# Router table



## smartphoneless (Dec 11, 2017)

Hi everyone, 

I want to make a router table with an adjustable fence that i can use both for rounding edges and perhaps making tracks and such but also as an edge trimmer (jointer?), I was thinking perhaps someone could post some pictures or guide me to some forum posts that could give me some ideas and inspiration. 

Thanks


----------



## TomCT2 (May 16, 2014)

for the adjustable bit, think about T-tracks

see: 
http://www.woodworkingtalk.com/f12/drill-press-table-w-t-tracks-185394/


----------



## smartphoneless (Dec 11, 2017)

Thank you for the reply, that is really nice and just about what I was looking for. 

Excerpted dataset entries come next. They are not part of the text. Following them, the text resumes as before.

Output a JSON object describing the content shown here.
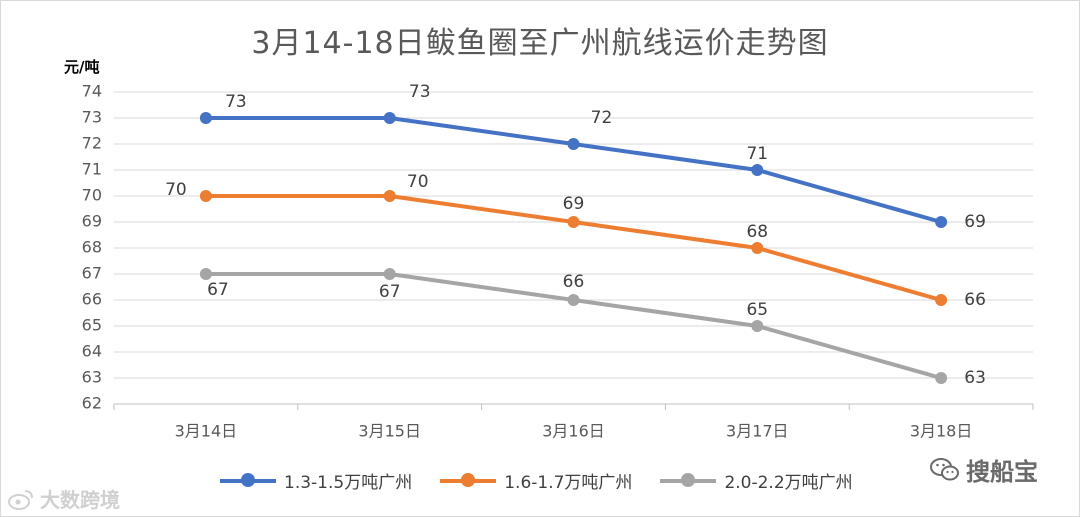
{
  "chart_data": {
    "type": "line",
    "title": "3月14-18日鲅鱼圈至广州航线运价走势图",
    "ylabel": "元/吨",
    "xlabel": "",
    "categories": [
      "3月14日",
      "3月15日",
      "3月16日",
      "3月17日",
      "3月18日"
    ],
    "ylim": [
      62,
      74
    ],
    "yticks": [
      62,
      63,
      64,
      65,
      66,
      67,
      68,
      69,
      70,
      71,
      72,
      73,
      74
    ],
    "grid": true,
    "legend": "bottom",
    "series": [
      {
        "name": "1.3-1.5万吨广州",
        "color": "#4472C4",
        "values": [
          73,
          73,
          72,
          71,
          69
        ]
      },
      {
        "name": "1.6-1.7万吨广州",
        "color": "#ED7D31",
        "values": [
          70,
          70,
          69,
          68,
          66
        ]
      },
      {
        "name": "2.0-2.2万吨广州",
        "color": "#A5A5A5",
        "values": [
          67,
          67,
          66,
          65,
          63
        ]
      }
    ]
  },
  "watermarks": {
    "left_text": "大数跨境",
    "right_text": "搜船宝"
  },
  "icons": {
    "left": "weibo-icon",
    "right": "wechat-icon"
  }
}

I was hoping to make it all wood except the bolts and such but I guess it might be difficult to match those T-track rails for accuracy and simplicity. My initial idea was that I wanted to make a complete fence perhaps with some kind of screw adjustment from the back of the table to make it fine-adjustable, and with an additional adjustment possibility to extend the after-fence (left side fence) for the 90* straight edge trimming purpose. I guess it might be too much for it to be practical to make though, it's perhaps more realistic to make just two separate left and right side fences. The bracket I have started to make for the height adjustment seems pretty tight and steady but of course I don't know how that will hold up in time, I will make it detachable so that it can be improved or adjusted if needed. I am also a little worried about the motor clamps, it wouldn't be nice if they break or loose it - in fact it would be a disaster. The birch plywood seems really strong though.


----------



## TomCT2 (May 16, 2014)

you can make slide tracks in wood - looks like a dovetail cut. 
matching "insert" drilled & counter bored for a bolt - all done . . . .


----------